Singapore passed amendments to its Personal Data Protection Act (PDPA) on Tuesday, in the first comprehensive review of the Act since its 2012 enactment.

The updated Act aims to strengthen consumer trust through organisational accountability as well as enhance effectiveness of enforcement, consumer autonomy and data use for innovation. Ministers believe it will allow organisations to keep pace with technological changes, and position Singapore as a key player in the digital economy.

The amended PDPA updates, restructures and clarifies exceptions to the consent requirements for use of personal data, or deemed consent provisions, and adds business improvement, new legitimate interests and an updated research exception to this list.

To rely on these legitimate uses of personal data, organisations must conduct a risk assessment and satisfy themselves that the overall benefit of collecting, using or disclosing the data outweighs adverse effect on an individual.
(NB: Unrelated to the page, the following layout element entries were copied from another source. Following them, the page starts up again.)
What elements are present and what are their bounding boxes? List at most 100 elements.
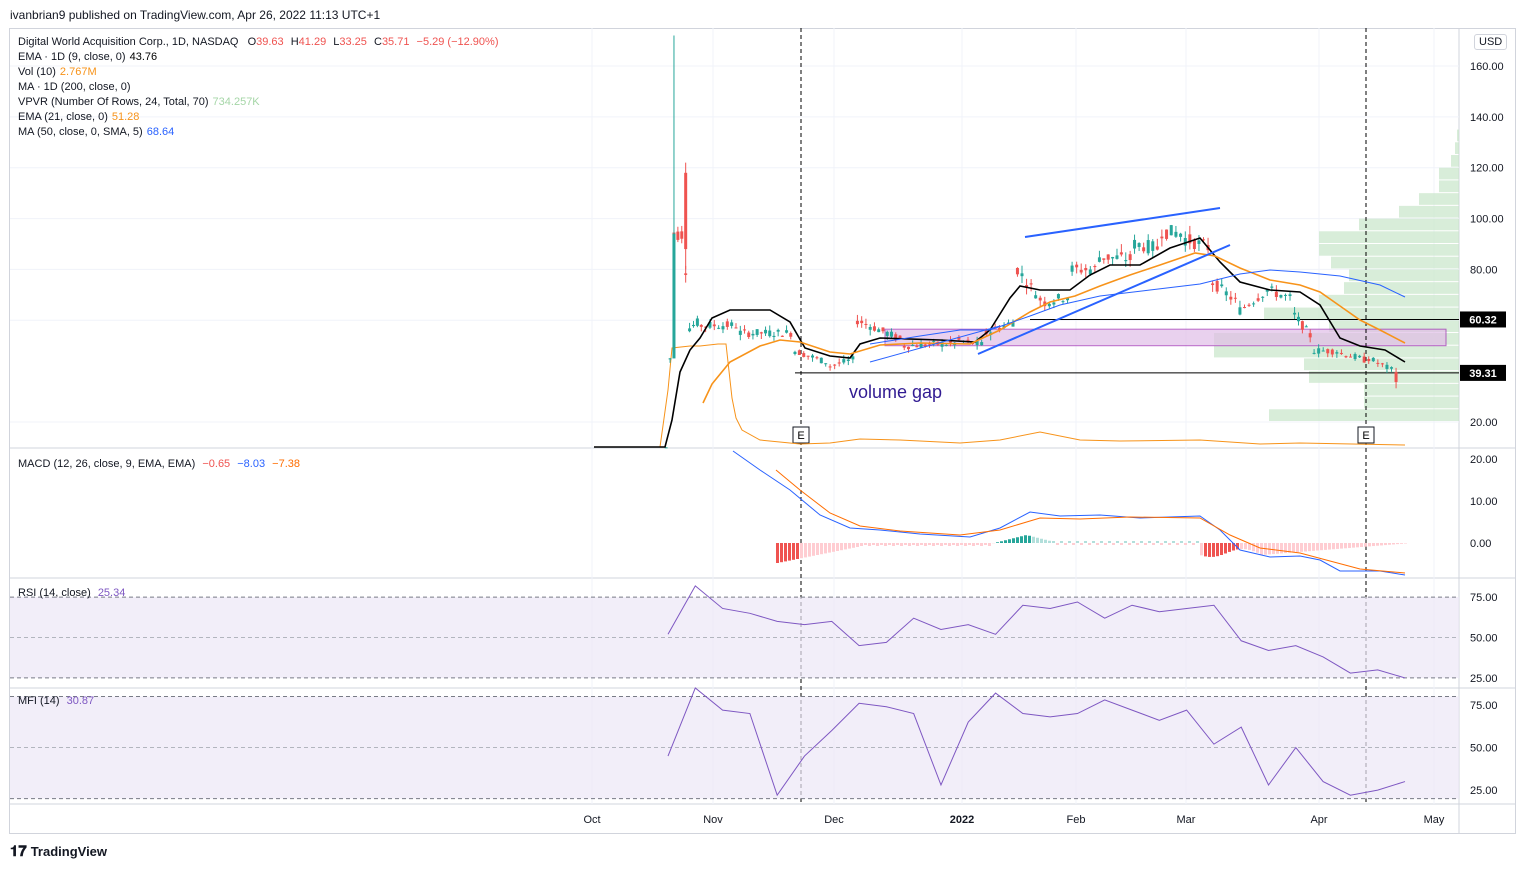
candle-body: [1061, 301, 1065, 303]
candle-body: [1179, 233, 1183, 237]
macd-histogram-bar: [1084, 541, 1087, 543]
vpvr-bar: [1399, 205, 1459, 218]
candle-body: [691, 324, 695, 327]
candle-body: [906, 346, 910, 350]
symbol-row: Digital World Acquisition Corp., 1D, NAS…: [18, 35, 498, 50]
macd-histogram-bar: [804, 543, 807, 558]
macd-histogram-bar: [1088, 543, 1091, 545]
candle-body: [743, 329, 747, 331]
macd-histogram-bar: [852, 543, 855, 548]
candle-body: [1075, 264, 1079, 268]
macd-histogram-bar: [960, 543, 963, 545]
candle-body: [695, 318, 699, 326]
macd-histogram-bar: [1044, 539, 1047, 543]
candle-body: [1279, 295, 1283, 298]
macd-histogram-bar: [1160, 543, 1163, 545]
x-tick-label: Nov: [703, 814, 723, 826]
candle-body: [1151, 241, 1155, 251]
candle-body: [923, 344, 927, 347]
candle-body: [855, 320, 859, 325]
macd-histogram-bar: [928, 543, 931, 545]
macd-histogram-bar: [840, 543, 843, 551]
macd-histogram-bar: [1304, 543, 1307, 552]
macd-histogram-bar: [948, 543, 951, 546]
ema21-row: EMA (21, close, 0) 51.28: [18, 110, 498, 125]
candle-body: [1124, 260, 1128, 262]
candle-body: [1146, 240, 1150, 254]
open-value: 39.63: [256, 36, 284, 48]
x-tick-label: Feb: [1067, 814, 1086, 826]
vpvr-bar: [1329, 320, 1459, 332]
candle-body: [1160, 236, 1164, 239]
candle-body: [1183, 238, 1187, 246]
close-label: C: [373, 36, 382, 48]
candle-body: [860, 320, 864, 324]
candle-body: [1330, 349, 1334, 355]
vpvr-bar: [1364, 383, 1459, 396]
earnings-marker: [1357, 426, 1375, 444]
macd-histogram-bar: [856, 543, 859, 547]
macd-histogram-bar: [908, 543, 911, 546]
candle-body: [725, 321, 729, 327]
volume-line: [594, 343, 1406, 448]
x-tick-label: Mar: [1177, 814, 1196, 826]
candle-body: [898, 335, 902, 339]
macd-histogram-bar: [1028, 535, 1031, 543]
price-tick-label: 160.00: [1470, 61, 1504, 73]
price-label-bg: [1460, 311, 1506, 328]
candle-body: [802, 353, 806, 357]
macd-histogram-bar: [956, 543, 959, 546]
macd-histogram-bar: [1328, 543, 1331, 550]
candle-body: [1394, 372, 1398, 383]
candle-body: [1169, 225, 1173, 236]
candle-body: [1362, 356, 1366, 363]
ema9-row: EMA · 1D (9, close, 0) 43.76: [18, 50, 498, 65]
candle-body: [734, 327, 738, 329]
macd-histogram-bar: [912, 543, 915, 545]
macd-histogram-bar: [1140, 541, 1143, 543]
candle-body: [785, 330, 789, 333]
vpvr-bar: [1457, 129, 1459, 142]
candle-body: [919, 343, 923, 348]
candle-body: [684, 273, 688, 275]
rsi-value: 25.34: [97, 587, 126, 599]
currency-button[interactable]: USD: [1474, 34, 1508, 50]
candle-body: [1339, 352, 1343, 354]
macd-tick-label: 20.00: [1470, 454, 1498, 466]
macd-histogram-bar: [964, 543, 967, 546]
macd-histogram-bar: [1396, 543, 1399, 545]
macd-histogram-bar: [860, 543, 863, 546]
macd-tick-label: 0.00: [1470, 538, 1491, 550]
candle-body: [1029, 283, 1033, 285]
macd-histogram-bar: [1052, 541, 1055, 543]
candle-body: [738, 330, 742, 335]
price-tick-label: 100.00: [1470, 214, 1504, 226]
chart-frame: [9, 28, 1516, 834]
macd-histogram-bar: [1308, 543, 1311, 552]
candle-body: [1247, 304, 1251, 306]
macd-histogram-bar: [784, 543, 787, 562]
macd-histogram-bar: [880, 543, 883, 545]
vpvr-bar: [1439, 167, 1459, 180]
price-label-upper: 60.32: [1469, 314, 1497, 326]
macd-histogram-bar: [1152, 543, 1155, 545]
candle-body: [824, 363, 828, 365]
ma200-row: MA · 1D (200, close, 0): [18, 80, 498, 95]
candle-body: [1344, 356, 1348, 358]
macd-histogram-bar: [1216, 543, 1219, 557]
macd-histogram-bar: [1036, 537, 1039, 543]
candle-body: [699, 324, 703, 327]
candle-body: [1261, 296, 1265, 298]
macd-legend: MACD (12, 26, close, 9, EMA, EMA) −0.65 …: [18, 457, 300, 472]
macd-histogram-bar: [1020, 536, 1023, 543]
macd-histogram-bar: [1148, 541, 1151, 543]
macd-value: −8.03: [237, 458, 266, 470]
mfi-value: 30.87: [66, 695, 95, 707]
macd-histogram-bar: [1204, 543, 1207, 557]
trendline-small: [869, 325, 1001, 363]
candle-body: [1047, 303, 1051, 307]
macd-histogram-bar: [1332, 543, 1335, 550]
macd-histogram-bar: [1324, 543, 1327, 550]
macd-histogram-bar: [1080, 543, 1083, 545]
They must also disclose when they rely on such an exception.

Under the new rules, deemed consent has been extended to include passing personal data contractors in order to fulfil a contract with the customer, where reasonably necessary.

Organisations may also now use exceptions to utilise personal data for business improvement purposes such as operational efficiency and service improvements; developing or enhancing products or services; and knowing the organisations’ customers. Related corporations can collect and disclose personal data among themselves for these purposes, if bound by a contract, agreement or binding corporate rules.
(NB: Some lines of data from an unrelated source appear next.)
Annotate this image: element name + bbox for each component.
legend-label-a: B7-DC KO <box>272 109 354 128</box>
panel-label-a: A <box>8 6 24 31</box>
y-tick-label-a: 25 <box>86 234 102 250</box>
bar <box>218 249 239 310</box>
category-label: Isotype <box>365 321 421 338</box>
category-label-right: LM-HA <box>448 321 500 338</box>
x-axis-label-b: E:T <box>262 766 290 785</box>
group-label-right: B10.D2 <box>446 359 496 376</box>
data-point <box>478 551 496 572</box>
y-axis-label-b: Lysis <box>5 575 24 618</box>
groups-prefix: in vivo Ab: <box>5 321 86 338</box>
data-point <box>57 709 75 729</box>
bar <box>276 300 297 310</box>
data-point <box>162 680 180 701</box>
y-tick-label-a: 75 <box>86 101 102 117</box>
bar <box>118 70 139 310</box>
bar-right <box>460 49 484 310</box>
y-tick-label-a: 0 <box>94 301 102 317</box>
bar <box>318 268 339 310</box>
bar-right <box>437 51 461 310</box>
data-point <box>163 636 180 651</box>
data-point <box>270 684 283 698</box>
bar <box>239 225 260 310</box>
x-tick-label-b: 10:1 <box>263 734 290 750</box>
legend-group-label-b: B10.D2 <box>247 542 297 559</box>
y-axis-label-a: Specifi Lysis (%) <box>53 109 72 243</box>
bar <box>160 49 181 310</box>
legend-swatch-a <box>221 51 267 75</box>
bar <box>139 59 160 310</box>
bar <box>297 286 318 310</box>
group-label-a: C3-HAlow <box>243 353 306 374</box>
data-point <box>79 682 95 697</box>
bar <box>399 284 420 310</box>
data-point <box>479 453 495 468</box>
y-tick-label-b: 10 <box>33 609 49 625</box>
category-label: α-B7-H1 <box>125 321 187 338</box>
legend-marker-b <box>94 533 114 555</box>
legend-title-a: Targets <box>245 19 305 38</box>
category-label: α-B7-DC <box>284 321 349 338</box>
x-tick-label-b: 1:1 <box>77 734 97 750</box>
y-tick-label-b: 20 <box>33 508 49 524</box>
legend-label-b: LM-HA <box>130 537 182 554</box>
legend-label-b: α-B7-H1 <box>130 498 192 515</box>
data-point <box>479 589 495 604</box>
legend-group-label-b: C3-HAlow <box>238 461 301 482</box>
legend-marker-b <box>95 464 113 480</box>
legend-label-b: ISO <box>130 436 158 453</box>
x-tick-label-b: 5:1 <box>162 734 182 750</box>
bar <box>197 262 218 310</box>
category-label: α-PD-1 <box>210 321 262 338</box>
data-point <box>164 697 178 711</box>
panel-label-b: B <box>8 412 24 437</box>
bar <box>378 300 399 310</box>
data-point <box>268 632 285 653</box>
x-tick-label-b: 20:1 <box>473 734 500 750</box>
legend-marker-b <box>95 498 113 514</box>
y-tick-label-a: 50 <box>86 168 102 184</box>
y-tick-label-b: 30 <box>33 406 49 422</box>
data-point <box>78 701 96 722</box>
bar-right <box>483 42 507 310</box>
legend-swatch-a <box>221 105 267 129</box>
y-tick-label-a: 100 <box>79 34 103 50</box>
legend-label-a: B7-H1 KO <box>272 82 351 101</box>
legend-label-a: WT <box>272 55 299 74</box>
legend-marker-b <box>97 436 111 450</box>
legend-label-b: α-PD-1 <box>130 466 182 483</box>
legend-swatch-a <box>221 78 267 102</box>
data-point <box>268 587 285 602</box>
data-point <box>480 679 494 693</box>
Additionally, the update revises the previous PDPA research exception to support commercial research and development not immediately fof productisation, for example, institutions carrying out scientific research and development, social sciences research, or market research to identify and understand potential customer segments.

Under “consent by notification”, organisations may notify customers and give a reasonable period to opt out before their data is used for new purposes.
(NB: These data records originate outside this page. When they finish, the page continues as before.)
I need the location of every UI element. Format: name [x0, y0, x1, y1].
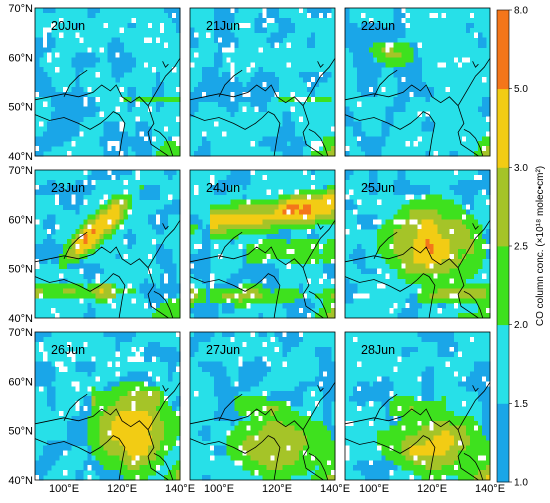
- lon-tick-label: 140°E: [475, 483, 505, 495]
- lat-tick-label: 70°N: [8, 327, 33, 339]
- co-grid-cells: [190, 332, 336, 481]
- lon-tick-label: 100°E: [204, 483, 234, 495]
- colorbar-segment: [497, 324, 509, 404]
- lon-tick-label: 120°E: [417, 483, 447, 495]
- panel-frame: [34, 331, 181, 481]
- panel-date-label: 24Jun: [206, 181, 240, 195]
- coastline-border-lines: [189, 382, 336, 481]
- panel-date-label: 22Jun: [361, 19, 395, 33]
- lat-tick-label: 50°N: [8, 102, 33, 114]
- panel-date-label: 25Jun: [361, 181, 395, 195]
- panel-frame: [189, 169, 336, 319]
- panel-frame: [344, 331, 491, 481]
- lat-tick-label: 40°N: [8, 313, 33, 325]
- map-panel-24Jun: 24Jun: [189, 169, 336, 319]
- coastline-border-lines: [34, 220, 181, 319]
- colorbar-title: CO column conc. (×10¹⁸ molec•cm²): [535, 166, 546, 326]
- panel-date-label: 21Jun: [206, 19, 240, 33]
- lon-tick-label: 120°E: [107, 483, 137, 495]
- co-grid-cells: [35, 8, 181, 157]
- lat-tick-label: 60°N: [8, 376, 33, 388]
- co-grid-cells: [345, 8, 491, 157]
- lon-tick-label: 140°E: [320, 483, 350, 495]
- coastline-border-lines: [189, 220, 336, 319]
- lat-tick-label: 60°N: [8, 214, 33, 226]
- map-panel-22Jun: 22Jun: [344, 7, 491, 157]
- co-grid-cells: [35, 170, 181, 319]
- colorbar-segment: [497, 246, 509, 326]
- panel-date-label: 26Jun: [51, 343, 85, 357]
- lat-tick-label: 70°N: [8, 165, 33, 177]
- coastline-border-lines: [344, 220, 491, 319]
- panel-date-label: 20Jun: [51, 19, 85, 33]
- coastline-border-lines: [34, 382, 181, 481]
- colorbar: 1.0 1.5 2.0 2.5 3.0 5.0 8.0 CO column conc. (×1…: [496, 6, 546, 489]
- colorbar-tick-label: 3.0: [514, 163, 528, 174]
- coastline-border-lines: [34, 58, 181, 157]
- colorbar-tick-label: 1.0: [514, 478, 528, 489]
- map-panel-23Jun: 23Jun: [34, 169, 181, 319]
- colorbar-tick-label: 2.5: [514, 242, 528, 253]
- coastline-border-lines: [344, 58, 491, 157]
- colorbar-segment: [497, 10, 509, 90]
- map-panel-27Jun: 27Jun: [189, 331, 336, 481]
- co-grid-cells: [345, 170, 491, 319]
- map-panel-26Jun: 26Jun: [34, 331, 181, 481]
- colorbar-segment: [497, 88, 509, 168]
- panel-date-label: 28Jun: [361, 343, 395, 357]
- axis-labels: 40°N 50°N 60°N 70°N 40°N 50°N 60°N 70°N 40°N 50°N…: [8, 3, 505, 495]
- map-panel-21Jun: 21Jun: [189, 7, 336, 157]
- panel-frame: [34, 169, 181, 319]
- co-grid-cells: [35, 332, 181, 481]
- colorbar-tick-label: 8.0: [514, 6, 528, 17]
- panel-frame: [34, 7, 181, 157]
- lat-tick-label: 50°N: [8, 264, 33, 276]
- map-panel-20Jun: 20Jun: [34, 7, 181, 157]
- panel-frame: [344, 7, 491, 157]
- lon-tick-label: 100°E: [49, 483, 79, 495]
- panel-frame: [189, 7, 336, 157]
- lat-tick-label: 40°N: [8, 475, 33, 487]
- lat-tick-label: 60°N: [8, 52, 33, 64]
- panel-frame: [344, 169, 491, 319]
- lat-tick-label: 50°N: [8, 426, 33, 438]
- lat-tick-label: 40°N: [8, 151, 33, 163]
- panel-date-label: 23Jun: [51, 181, 85, 195]
- map-panel-25Jun: 25Jun: [344, 169, 491, 319]
- colorbar-segment: [497, 403, 509, 483]
- lon-tick-label: 120°E: [262, 483, 292, 495]
- panel-frame: [189, 331, 336, 481]
- colorbar-tick-label: 2.0: [514, 320, 528, 331]
- lon-tick-label: 100°E: [359, 483, 389, 495]
- co-grid-cells: [345, 332, 491, 481]
- lat-tick-label: 70°N: [8, 3, 33, 15]
- colorbar-tick-label: 1.5: [514, 399, 528, 410]
- panel-date-label: 27Jun: [206, 343, 240, 357]
- coastline-border-lines: [189, 58, 336, 157]
- lon-tick-label: 140°E: [165, 483, 195, 495]
- coastline-border-lines: [344, 382, 491, 481]
- map-panels: 20Jun 21Jun 22Jun 23Jun 24Jun 25Jun 26Jun 27Jun…: [34, 7, 491, 481]
- map-panel-28Jun: 28Jun: [344, 331, 491, 481]
- colorbar-tick-label: 5.0: [514, 84, 528, 95]
- colorbar-segment: [497, 167, 509, 247]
Other key measures include raising the maximum financial penalty for breaching certain parts of the PDPA to 10% of an organisation’s annual turnover in Singapore or S$1million, whichever is higher. It introduces compulsory notification of a significant or harmful data breach, and describes new offences for disclosure or use of personal data, as well as introducing a new data portability obligation – a relatively novel concept in Singapore.

In a speech given at the second reading of the Bill, Mr S. Iswaran, Minister for Communications and Information, referred to the “inherent tension” between protecting consumers’ personal data and allowing them more control and autonomy over it, and supporting legitimate use of data by organisations and the use of data for growth and innovation.

“The proposed amendments seek to strike a judicious balance between them”, he said.

“I would argue that consumers – individuals like you and me – we are not powerless by any stretch of the imagination. We can choose to decide whom to do business with, what data we want to share, whether we want to give consent, and when we want to withdraw that consent. Ultimately, we can decide when to sever the relationship, if that is what we want. So, I think we should not lose sight of that aspect as well. Ultimately, the legislation was be seen in that perspective. It is one part of an overall architecture that will ensure a vibrant digital economy, but also one where data is respected, safeguarded but also used for appropriate purposes.”